Orthen Cemetery Den Bosch

The cemetery Orthen (formerly Groenendaal), contains a number of war graves. However, this cemetery contains besides the "common" war graves, two very special war graves. This is the grave of two children who died just after the liberation and the grave of a British lieutenant of the First World War. A striking fact is that both of the tombs date from the same date (November 11), although there are 26 years in between.

The tomb of Bram Lafeber (born December 6, 1932) and Frans Moussault (born October 24, 1930) who died after liberation is very special. The tomb which was designed by the renowned designer Peter Verdonk shows two boys who are playing with a bomb, the boys are hereby guarded by a guardian angel. The boys died on November 11, 1944, after a bomb that they had found exploded. The obituary then stated: "Due to a fatal accident during their game".

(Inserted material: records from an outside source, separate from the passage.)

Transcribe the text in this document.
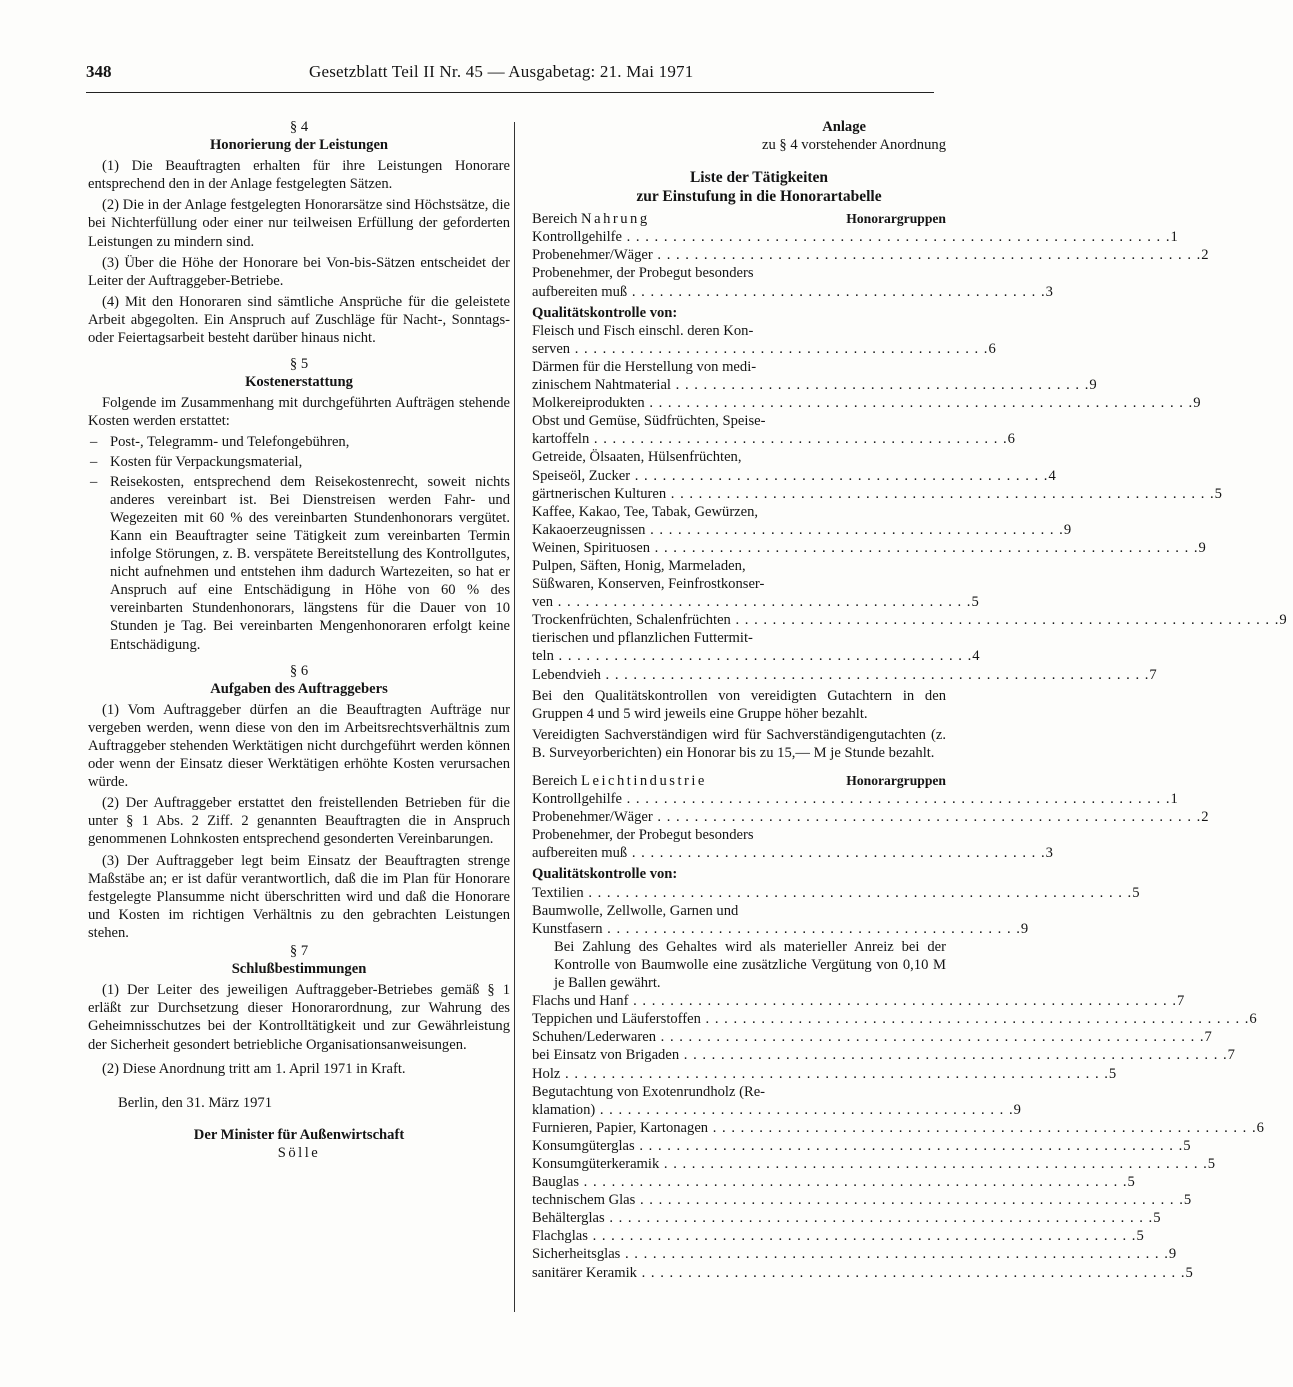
348	Gesetzblatt Teil II Nr. 45 — Ausgabetag: 21. Mai 1971
§ 4
Honorierung der Leistungen

(1) Die Beauftragten erhalten für ihre Leistungen Honorare entsprechend den in der Anlage festgelegten Sätzen.

(2) Die in der Anlage festgelegten Honorarsätze sind Höchstsätze, die bei Nichterfüllung oder einer nur teilweisen Erfüllung der geforderten Leistungen zu mindern sind.

(3) Über die Höhe der Honorare bei Von-bis-Sätzen entscheidet der Leiter der Auftraggeber-Betriebe.

(4) Mit den Honoraren sind sämtliche Ansprüche für die geleistete Arbeit abgegolten. Ein Anspruch auf Zuschläge für Nacht-, Sonntags- oder Feiertagsarbeit besteht darüber hinaus nicht.

§ 5
Kostenerstattung

Folgende im Zusammenhang mit durchgeführten Aufträgen stehende Kosten werden erstattet:

– Post-, Telegramm- und Telefongebühren,

– Kosten für Verpackungsmaterial,

– Reisekosten, entsprechend dem Reisekostenrecht, soweit nichts anderes vereinbart ist. Bei Dienstreisen werden Fahr- und Wegezeiten mit 60 % des vereinbarten Stundenhonorars vergütet. Kann ein Beauftragter seine Tätigkeit zum vereinbarten Termin infolge Störungen, z. B. verspätete Bereitstellung des Kontrollgutes, nicht aufnehmen und entstehen ihm dadurch Wartezeiten, so hat er Anspruch auf eine Entschädigung in Höhe von 60 % des vereinbarten Stundenhonorars, längstens für die Dauer von 10 Stunden je Tag. Bei vereinbarten Mengenhonoraren erfolgt keine Entschädigung.

§ 6
Aufgaben des Auftraggebers

(1) Vom Auftraggeber dürfen an die Beauftragten Aufträge nur vergeben werden, wenn diese von den im Arbeitsrechtsverhältnis zum Auftraggeber stehenden Werktätigen nicht durchgeführt werden können oder wenn der Einsatz dieser Werktätigen erhöhte Kosten verursachen würde.

(2) Der Auftraggeber erstattet den freistellenden Betrieben für die unter § 1 Abs. 2 Ziff. 2 genannten Beauftragten die in Anspruch genommenen Lohnkosten entsprechend gesonderten Vereinbarungen.

(3) Der Auftraggeber legt beim Einsatz der Beauftragten strenge Maßstäbe an; er ist dafür verantwortlich, daß die im Plan für Honorare festgelegte Plansumme nicht überschritten wird und daß die Honorare und Kosten im richtigen Verhältnis zu den gebrachten Leistungen stehen.

§ 7
Schlußbestimmungen

(1) Der Leiter des jeweiligen Auftraggeber-Betriebes gemäß § 1 erläßt zur Durchsetzung dieser Honorarordnung, zur Wahrung des Geheimnisschutzes bei der Kontrolltätigkeit und zur Gewährleistung der Sicherheit gesondert betriebliche Organisationsanweisungen.

(2) Diese Anordnung tritt am 1. April 1971 in Kraft.

Berlin, den 31. März 1971
Der Minister für Außenwirtschaft
Sölle
Anlage
zu § 4 vorstehender Anordnung
Liste der Tätigkeiten
zur Einstufung in die Honorartabelle
Bereich Nahrung	Honorargruppen
Kontrollgehilfe . . .	1
Probenehmer/Wäger . . .	2
Probenehmer, der Probegut besonders
aufbereiten muß . . .	3
Qualitätskontrolle von:
Fleisch und Fisch einschl. deren Kon-
serven . . .	6
Därmen für die Herstellung von medi-
zinischem Nahtmaterial . . .	9
Molkereiprodukten . . .	9
Obst und Gemüse, Südfrüchten, Speise-
kartoffeln . . .	6
Getreide, Ölsaaten, Hülsenfrüchten,
Speiseöl, Zucker . . .	4
gärtnerischen Kulturen . . .	5
Kaffee, Kakao, Tee, Tabak, Gewürzen,
Kakaoerzeugnissen . . .	9
Weinen, Spirituosen . . .	9
Pulpen, Säften, Honig, Marmeladen,
Süßwaren, Konserven, Feinfrostkonser-
ven . . .	5
Trockenfrüchten, Schalenfrüchten . . .	9
tierischen und pflanzlichen Futtermit-
teln . . .	4
Lebendvieh . . .	7
Bei den Qualitätskontrollen von vereidigten Gutachtern in den Gruppen 4 und 5 wird jeweils eine Gruppe höher bezahlt.
Vereidigten Sachverständigen wird für Sachverständigengutachten (z. B. Surveyorberichten) ein Honorar bis zu 15,— M je Stunde bezahlt.
Bereich Leichtindustrie	Honorargruppen
Kontrollgehilfe . . .	1
Probenehmer/Wäger . . .	2
Probenehmer, der Probegut besonders
aufbereiten muß . . .	3
Qualitätskontrolle von:
Textilien . . .	5
Baumwolle, Zellwolle, Garnen und
Kunstfasern . . .	9
Bei Zahlung des Gehaltes wird als materieller Anreiz bei der Kontrolle von Baumwolle eine zusätzliche Vergütung von 0,10 M je Ballen gewährt.
Flachs und Hanf . . .	7
Teppichen und Läuferstoffen . . .	6
Schuhen/Lederwaren . . .	7
bei Einsatz von Brigaden . . .	7
Holz . . .	5
Begutachtung von Exotenrundholz (Re-
klamation) . . .	9
Furnieren, Papier, Kartonagen . . .	6
Konsumgüterglas . . .	5
Konsumgüterkeramik . . .	5
Bauglas . . .	5
technischem Glas . . .	5
Behälterglas . . .	5
Flachglas . . .	5
Sicherheitsglas . . .	9
sanitärer Keramik . . .	5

The second special grave is that of a British lieutenant of the First World War. The Netherlands was neutral during World War I and therefore the number of graves from this war is very minimal. Those buried here will often have a specific story, often they didnít die from war wounds. Similarly, the British Gilbert Thomas Gore McMicking, who was born in 1894. He died on the day of the armistice. Information provided by the Royal Anglian Regiment Archives mention that McMicking was on vacation in Germany in July 1914 and was made and a prisoner of war. He escaped, was arrested and escaped again. He died in a hospital in Den Bosch, unfortunately it is unknown how he ended up here.

The cemetery also contains a plot with 16 Dutch war graves. These are graves of soldiers, resistance fighters and civilians. Several other Dutch war graves lie scattered throughout the cemetery, mainly civilian casualties and a single resistance fighter. During the liberation of Den Bosch, 236 civilians were killed, only some of them rest in this cemetery today. Of the 146 Welsh soldiers who died during the liberation of the city, not one is buried in Den Bosch, the majority is buried in the war cemetery in Uden

During World War II, the cemetery also contained a German plot. Some of the Germans buried here were coming from the Reserve Kriegslazarett in Den Bosch. The German war victims were transferred in 1949 to the large German War Cemetery in Ysselsteyn.

On the cemetery is also the grave of Gijsbert Kooij, who died in New Guinea in 1962.